『さよならドビュッシー』の美しい旋律が名古屋に響く
「このくそたわけがああっ」
ところどころに散りばめられる名古屋弁とドビュッシーの幻想的な音楽、なんて対照的なんだろう。
名古屋が舞台の『さよならドビュッシー』(著:中山七里)は、第8回「このミステリーがすごい!」大賞の大賞受賞作だ。
高校の音楽科に進学が決まっていた香月遥は自宅の火事で祖父と従姉妹を同時に失った。
インドネシアで生まれ育った従姉妹のルシアはスマトラ島地震で孤児となり、香月家に引き取られたばかりだった。
不動産会社の社長を務めるおじいちゃんと、同じ年頃の従姉妹が焼け死ぬ様子は、わかりやすい言葉で書かれているため読者はイメージがしやすい。
悲惨な火事の描写は思わず目を背けたくなる。
大火傷を負ったが奇跡的に生き残った主人公は、リハビリを始めて2ヶ月で、ピアノコンクールの優勝を目指すほどめざましい回復をみせる。
それは、岬洋介という天才ピアニストとの出会いがあったからだ。
しかし、リハビリを始めた頃から主人公の周りに不可解なことが起こり始める。
岬洋介は38歳のイケメンピアニストだ。
しかも、凄腕の検事正の一粒種で、司法試験にトップで合格したにもかかわらず、ピアニストになったという異例の経歴の持ち主。
あまりに格好よすぎて、同性には嫌われるタイプなのかもしれない。

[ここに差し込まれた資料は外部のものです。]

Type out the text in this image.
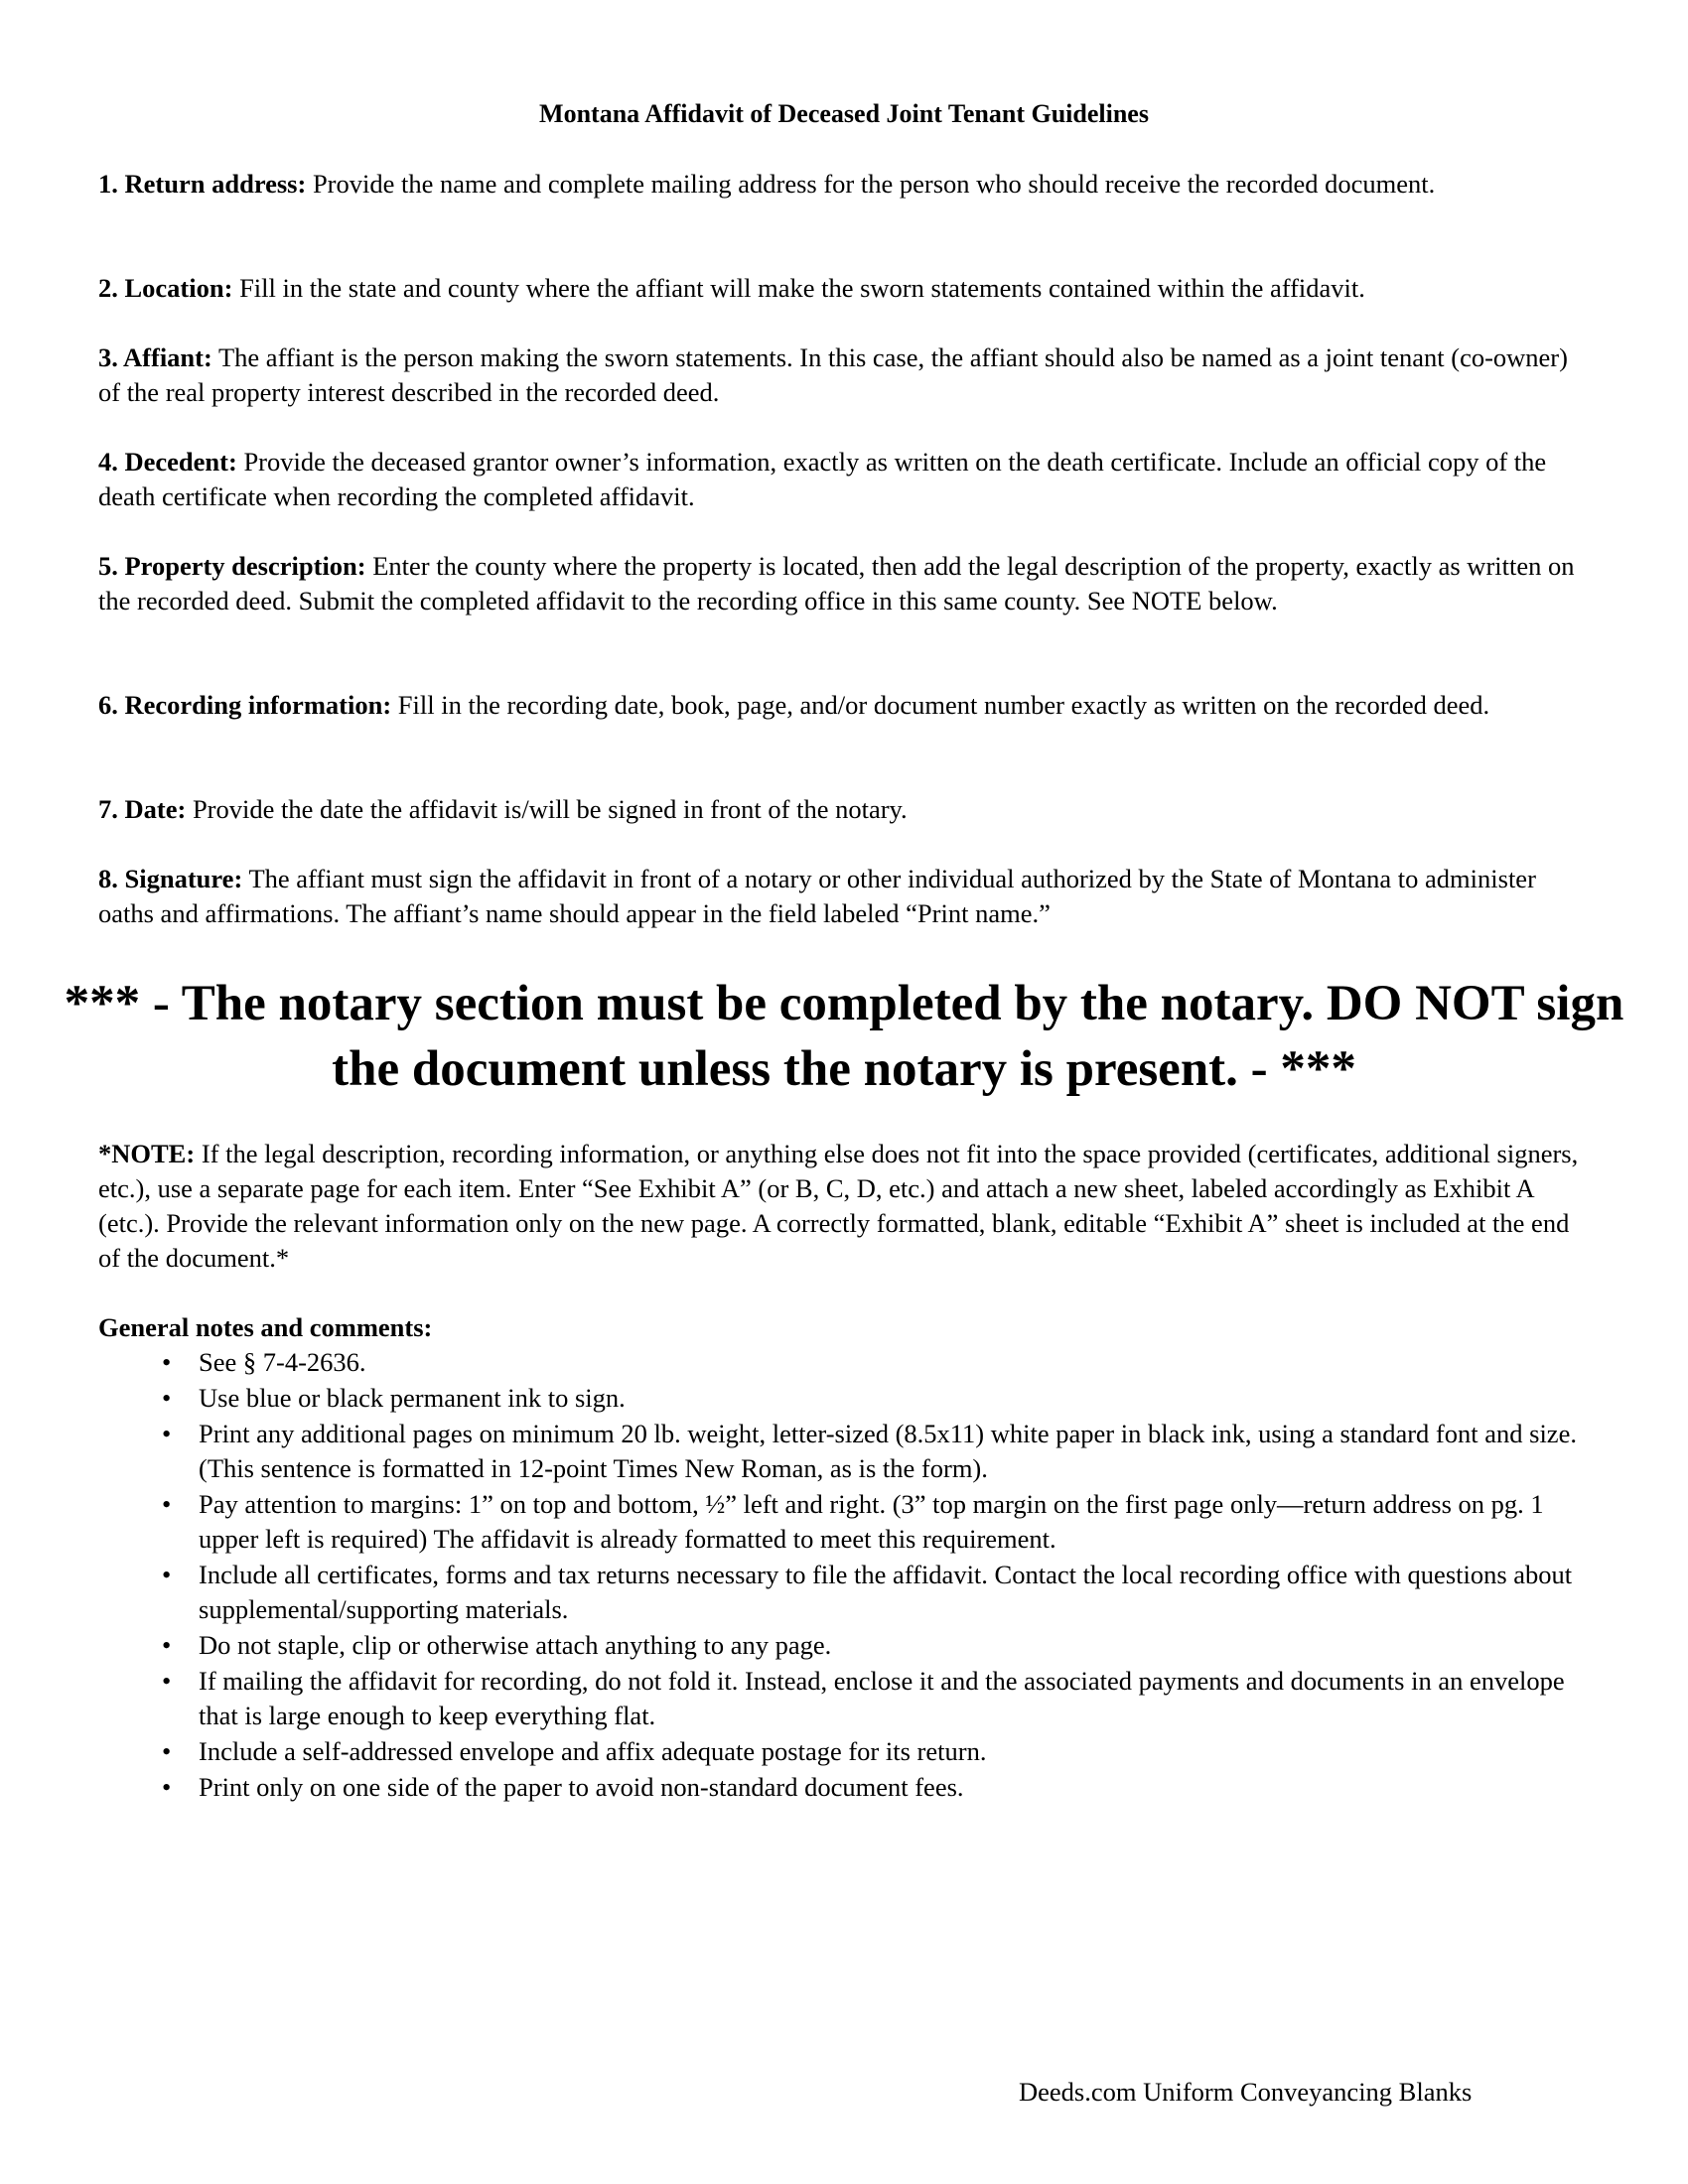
Montana Affidavit of Deceased Joint Tenant Guidelines

1. Return address: Provide the name and complete mailing address for the person who should receive the recorded document.

2. Location: Fill in the state and county where the affiant will make the sworn statements contained within the affidavit.

3. Affiant: The affiant is the person making the sworn statements. In this case, the affiant should also be named as a joint tenant (co-owner) of the real property interest described in the recorded deed.

4. Decedent: Provide the deceased grantor owner’s information, exactly as written on the death certificate. Include an official copy of the death certificate when recording the completed affidavit.

5. Property description: Enter the county where the property is located, then add the legal description of the property, exactly as written on the recorded deed. Submit the completed affidavit to the recording office in this same county. See NOTE below.

6. Recording information: Fill in the recording date, book, page, and/or document number exactly as written on the recorded deed.

7. Date: Provide the date the affidavit is/will be signed in front of the notary.

8. Signature: The affiant must sign the affidavit in front of a notary or other individual authorized by the State of Montana to administer oaths and affirmations. The affiant’s name should appear in the field labeled “Print name.”

*** - The notary section must be completed by the notary. DO NOT sign the document unless the notary is present. - ***

*NOTE: If the legal description, recording information, or anything else does not fit into the space provided (certificates, additional signers, etc.), use a separate page for each item. Enter “See Exhibit A” (or B, C, D, etc.) and attach a new sheet, labeled accordingly as Exhibit A (etc.). Provide the relevant information only on the new page. A correctly formatted, blank, editable “Exhibit A” sheet is included at the end of the document.*

General notes and comments:

• See § 7-4-2636.
• Use blue or black permanent ink to sign.
• Print any additional pages on minimum 20 lb. weight, letter-sized (8.5x11) white paper in black ink, using a standard font and size. (This sentence is formatted in 12-point Times New Roman, as is the form).
• Pay attention to margins: 1” on top and bottom, ½” left and right. (3” top margin on the first page only—return address on pg. 1 upper left is required) The affidavit is already formatted to meet this requirement.
• Include all certificates, forms and tax returns necessary to file the affidavit. Contact the local recording office with questions about supplemental/supporting materials.
• Do not staple, clip or otherwise attach anything to any page.
• If mailing the affidavit for recording, do not fold it. Instead, enclose it and the associated payments and documents in an envelope that is large enough to keep everything flat.
• Include a self-addressed envelope and affix adequate postage for its return.
• Print only on one side of the paper to avoid non-standard document fees.

Deeds.com Uniform Conveyancing Blanks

(頑固者のおじいちゃんには、立ち振る舞いが昔かたぎの男みたいだと絶賛されていた)
この作品は、天才ピアニストの岬洋介が探偵役として活躍する「岬洋介シリーズ」の第一作目でもある。
この作品を読むとドビュッシーの「月の光」と「アラベスク」が聴きたくなるにちがいない。
事故直後は、ブルグミュラーの「アラベスク」も満足に弾けなかった主人公が、岬洋介にピアノを師事したことで2ヶ月後にはコンクールで弾くドビュッシーの「月の光」や「アラベスク」も弾けるようになる。(回復が早い気もするが……)ブルグミュラーの「アラベスク」は初心者が一番ピアノが楽しい時に弾く曲であるとすると、ドビュッシーのアラベスクの難易度はグッとあがる。
作品の中にも書いてあるのだが、ドビュッシーは音と映像を重視した作曲家だ。
鍵盤から紡ぎ出される音の粒の煌めきが綺麗で、映画やドラマなど色々なシーンで使われることが多い。
わたしはフランスの映画監督、フランソワ・オゾンの作品を思い出す。
音の粒はキラキラしていても、なんともいえない複雑な魅力がある。
ささやかな悪意や日常を映し出した映像によく似合う。
読み終わると、仕掛けられていたミスディレクションを確認せずにはいられない。二度目は一度目よりじっくり味わって読む。すると、「そういうことか」と情報の出し方に感心する。
このミステリーがすごい……確かにそう言いたくなる1冊だ。